William Hamilton, Yale Record Art Editor 1962 and distinguished alumnus, died in a car crash on April 8, 2016. His successful career as cartoonist and dramatist is documented more fully than I can recount on Wikipedia.
A commemorative of his New Yorker cartoons are viewable here.
One anecdote that appears in a People magazine archive from 1979 tells of his acceptance as a New Yorker artist, an association that he maintained until his death:
Bombarding The New Yorker with his cartoons from Alaska, he finally got what he considered the ultimate rejection slip. "I wrote the art director a letter saying he must be an old man who hates young people," Hamilton recalls. "Suddenly I got a check for $200, with no explanation."
For more of Hamilton’s extraordinary life and times.

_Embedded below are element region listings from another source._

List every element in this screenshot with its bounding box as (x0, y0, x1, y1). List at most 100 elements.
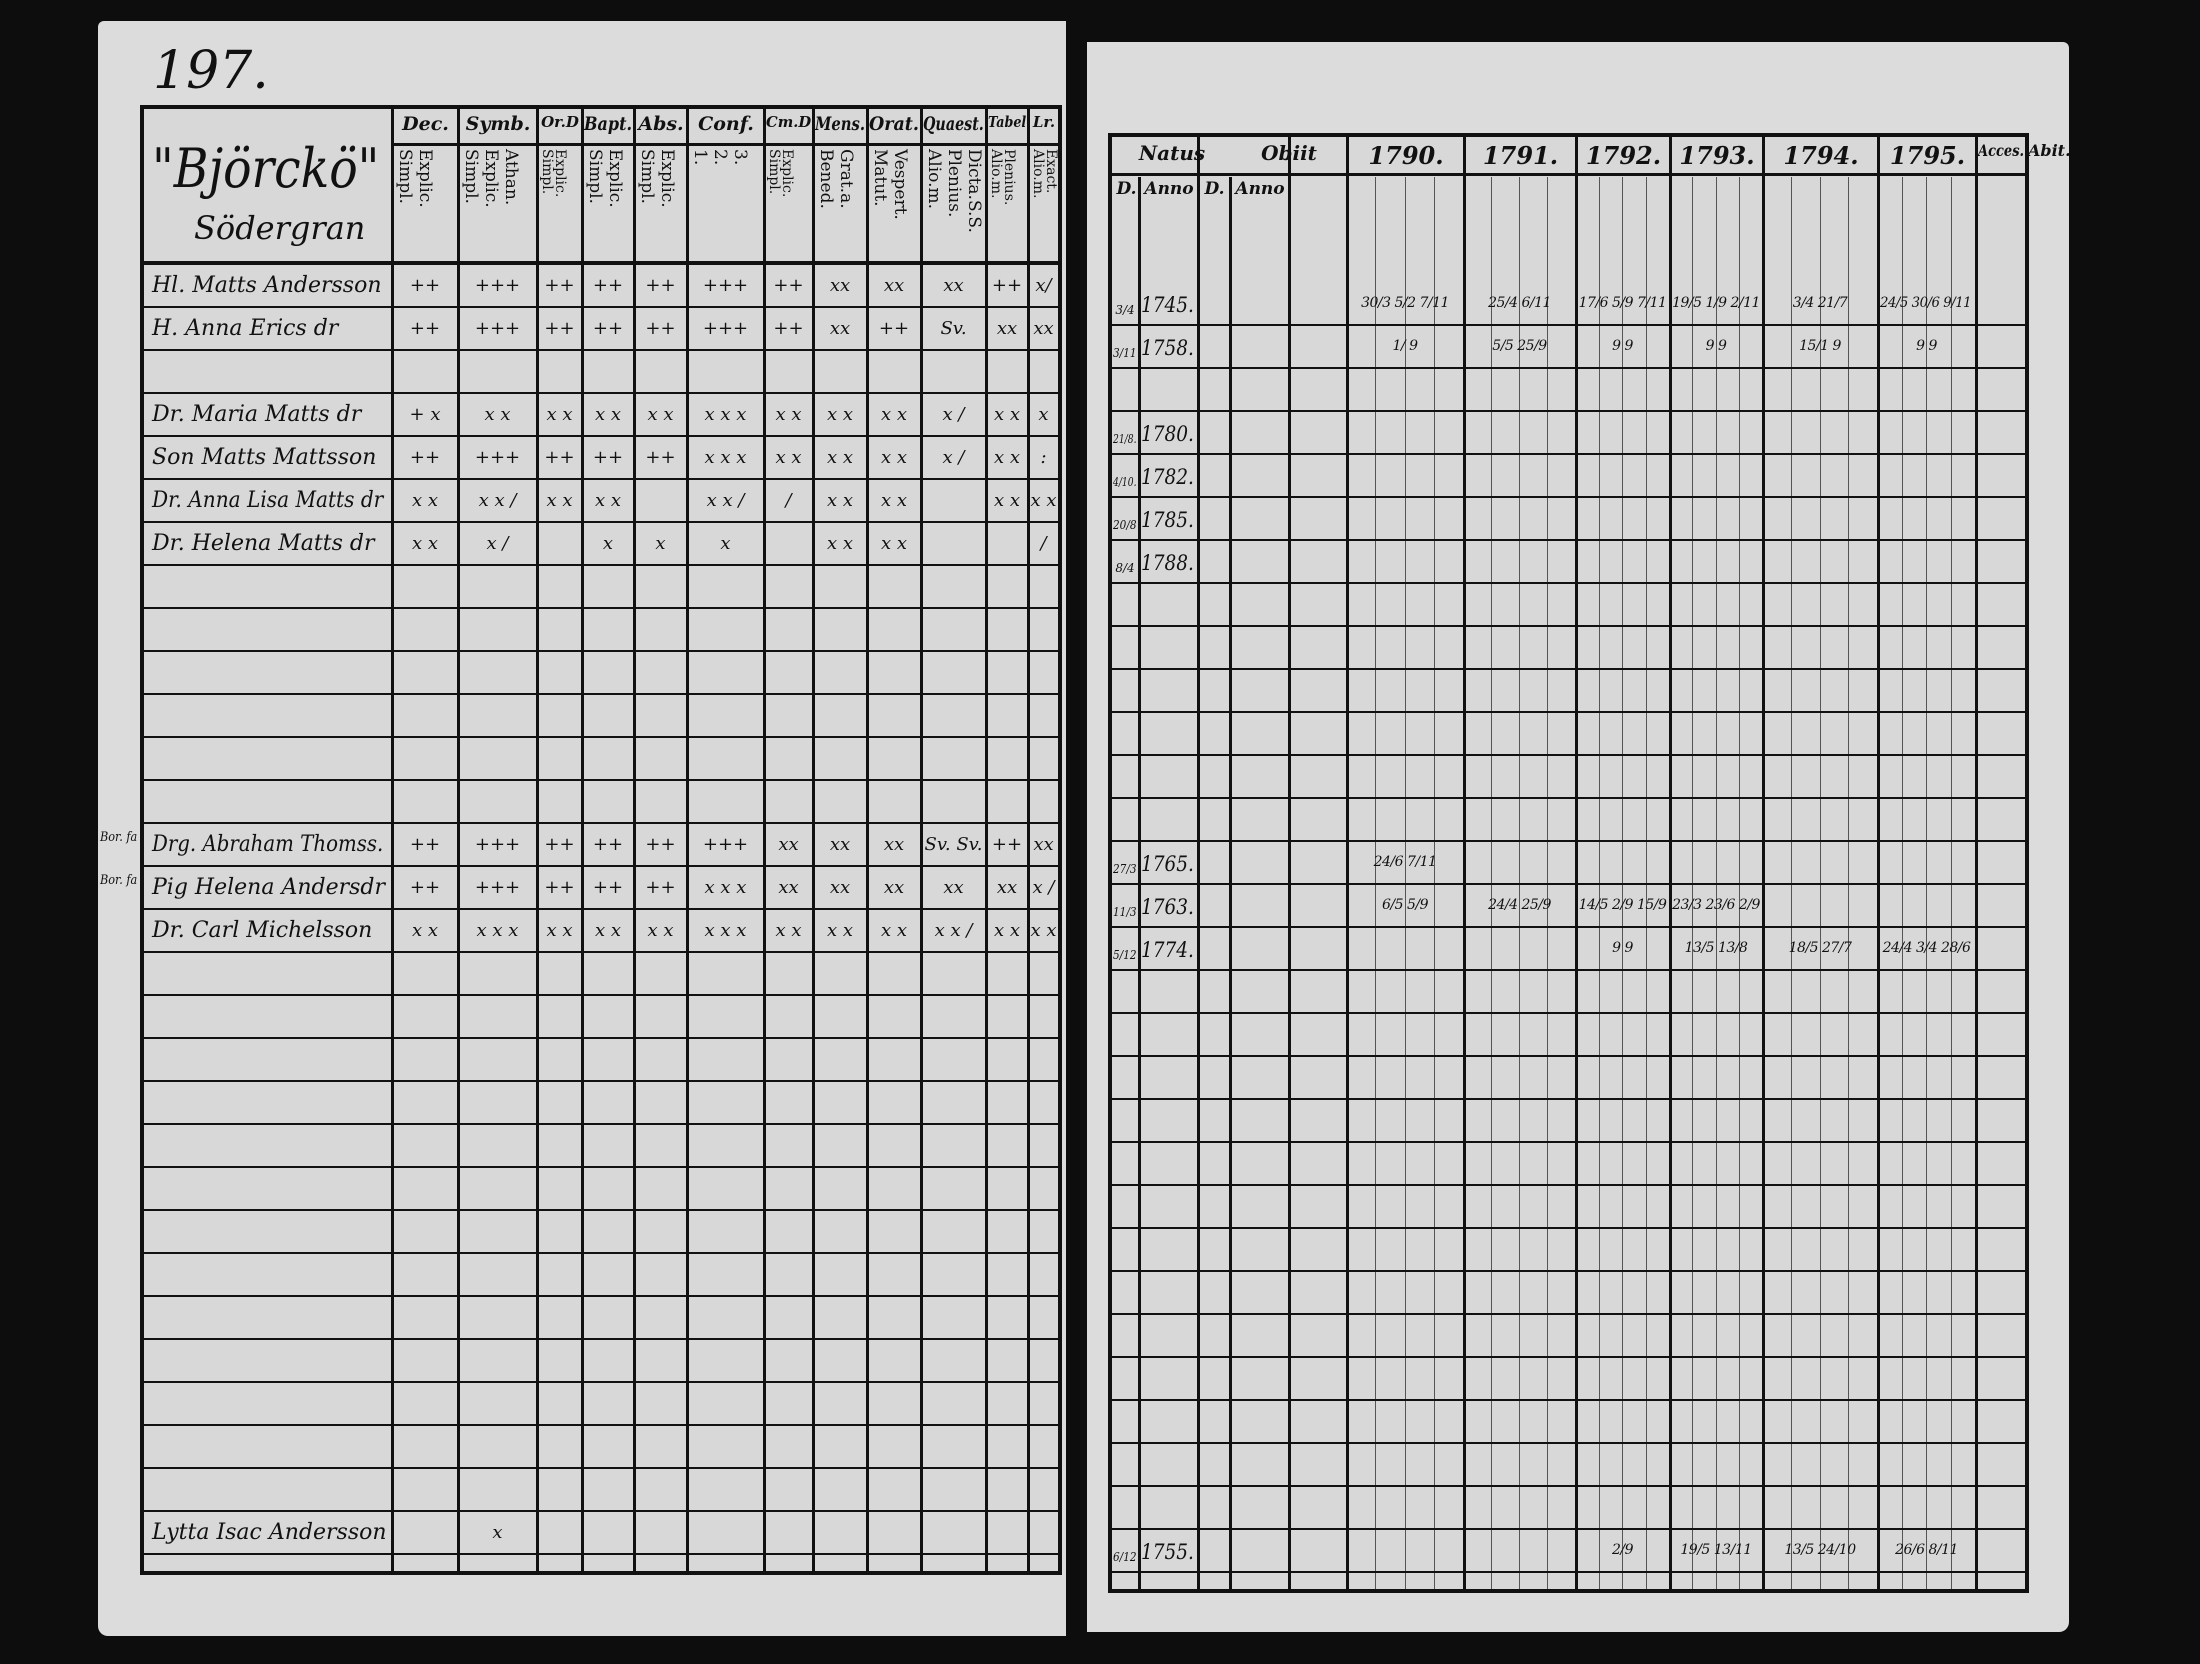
catechism-mark: ++ (592, 447, 624, 468)
column-divider (1346, 137, 1349, 1589)
row-rule (1112, 1270, 2025, 1272)
column-header: Bapt. (584, 113, 633, 135)
row-rule (1112, 496, 2025, 498)
column-header: Abs. (638, 113, 684, 135)
catechism-mark: Sv. Sv. (924, 834, 983, 855)
catechism-mark: x x (880, 490, 908, 511)
catechism-mark: ++ (409, 318, 441, 339)
catechism-mark: x x (484, 404, 511, 425)
year-header: Natus (1138, 141, 1206, 165)
catechism-mark: +++ (474, 318, 521, 339)
row-rule (144, 1080, 1058, 1082)
parish-title: "Björckö" (152, 137, 380, 200)
catechism-mark: +++ (474, 447, 521, 468)
catechism-mark: xx (829, 834, 851, 855)
row-rule (144, 1209, 1058, 1211)
margin-note: Bor. fa (100, 873, 138, 888)
column-subheader: Explic. Simpl. (766, 149, 795, 198)
column-header: Cm.D (766, 113, 812, 131)
catechism-mark: x x (594, 920, 622, 941)
row-rule (144, 1166, 1058, 1168)
column-subheader: Dicta.S.S. Plenius. Alio.m. (924, 149, 984, 233)
catechism-mark: x x (594, 490, 622, 511)
birth-year: 1780. (1141, 422, 1194, 446)
column-subheader: Vespert. Matut. (870, 149, 910, 220)
catechism-mark: +++ (702, 318, 749, 339)
catechism-mark: x x (775, 447, 802, 468)
column-header: Quaest. (923, 113, 984, 135)
catechism-mark: x x (546, 920, 573, 941)
column-header: Conf. (698, 113, 754, 135)
column-subheader: 3. 2. 1. (690, 149, 750, 166)
row-rule (144, 564, 1058, 566)
row-rule (1112, 539, 2025, 541)
person-name: Son Matts Mattsson (152, 445, 377, 470)
catechism-mark: x / (486, 533, 509, 554)
column-divider (1027, 109, 1030, 1571)
date-subheader: D. (1116, 179, 1137, 199)
column-subheader: Explic. Simpl. (637, 149, 677, 208)
column-subheader: Explic. Simpl. (585, 149, 625, 208)
column-divider (812, 109, 815, 1571)
communion-date: 1/ 9 (1392, 338, 1418, 354)
catechism-mark: x x x (704, 877, 747, 898)
catechism-mark: xx (778, 834, 799, 855)
header-divider (144, 261, 1058, 265)
row-rule (144, 1295, 1058, 1297)
birth-year: 1785. (1141, 508, 1194, 532)
communion-date: 15/1 9 (1799, 338, 1841, 354)
column-header: Orat. (869, 113, 919, 135)
right-page: Natus Obiit 1790. 1791. 1792. 1793. 1794. 1795.… (1087, 42, 2071, 1632)
catechism-mark: +++ (702, 275, 749, 296)
catechism-mark: ++ (645, 877, 676, 898)
catechism-mark: ++ (592, 275, 624, 296)
column-header: Dec. (402, 113, 449, 135)
catechism-mark: x x (1030, 920, 1057, 941)
row-rule (144, 349, 1058, 351)
catechism-mark: x x (993, 490, 1021, 511)
communion-date: 13/5 24/10 (1784, 1542, 1856, 1558)
column-divider (581, 109, 584, 1571)
catechism-mark: xx (1033, 318, 1054, 339)
column-divider (866, 109, 869, 1571)
communion-date: 23/3 23/6 2/9 (1672, 897, 1760, 913)
catechism-mark: ++ (773, 318, 804, 339)
catechism-mark: x x (826, 920, 854, 941)
birth-year: 1745. (1141, 293, 1194, 317)
catechism-mark: x (1038, 404, 1049, 425)
row-rule (144, 1252, 1058, 1254)
row-rule (1112, 1012, 2025, 1014)
column-divider (985, 109, 988, 1571)
birth-day: 5/12 (1113, 948, 1137, 962)
catechism-mark: x/ (1035, 275, 1052, 296)
parish-subtitle: Södergran (194, 209, 366, 247)
catechism-mark: ++ (645, 447, 676, 468)
communion-date: 5/5 25/9 (1492, 338, 1547, 354)
communion-date: 30/3 5/2 7/11 (1361, 295, 1449, 311)
communion-date: 9 9 (1612, 940, 1633, 956)
person-name: Dr. Anna Lisa Matts dr (152, 488, 384, 513)
catechism-mark: x x / (478, 490, 517, 511)
catechism-mark: x x (826, 404, 854, 425)
catechism-mark: x x (546, 404, 573, 425)
birth-day: 4/10. (1113, 475, 1137, 489)
person-name: Dr. Carl Michelsson (152, 918, 373, 943)
column-header: Symb. (465, 113, 531, 135)
catechism-mark: xx (829, 318, 851, 339)
catechism-mark: ++ (645, 318, 676, 339)
birth-year: 1758. (1141, 336, 1194, 360)
birth-day: 3/11 (1113, 346, 1137, 360)
catechism-mark: x x (993, 404, 1021, 425)
catechism-mark: x x x (476, 920, 519, 941)
column-divider (920, 109, 923, 1571)
catechism-mark: x x (826, 447, 854, 468)
communion-date: 18/5 27/7 (1788, 940, 1852, 956)
left-register-table: "Björckö" Södergran Dec. Explic. Simpl. Sy… (140, 105, 1062, 1575)
catechism-mark: +++ (474, 275, 521, 296)
catechism-mark: / (785, 490, 792, 511)
birth-year: 1765. (1141, 852, 1194, 876)
catechism-mark: x x (993, 920, 1021, 941)
catechism-mark: ++ (409, 447, 441, 468)
row-rule (1112, 1227, 2025, 1229)
birth-year: 1782. (1141, 465, 1194, 489)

A story that does not appear on the web is one I can tell from Yale daze. It goes somewhat like this:
Bill Hamilton arrived at Yale in Fall 1958. One of his first visits was to the college dormitory suite of Bill Cudahy, Dick Bentley, and myself. Cudahy was Record Chairman that year. Dick was managing editor and writer. I was Art Editor. Young Hamilton asked if this was the room of the Yale Record Chairman, adding that he had selected Yale because he much admired the Yale Record and wanted to be part of it.
Cudahy—all too true to form—said, no, he did not know any Cudahy, never heard of the Yale Record, then turned to us to be sure we nodded agreement. This ruse lasted for an extended comic minute. Once we did see the cartoon portfolio that Hamilton brought under his arm, he was admitted to the fold forthwith. William Hamilton recounts his version of this story in his 50th Yale College Class of 1962 Reunion Essay—we hope out of fondness of memory, rather than as catharsis of early career trauma.
Bill went on to extend the Yale Record cartoonist tradition far more than any of us.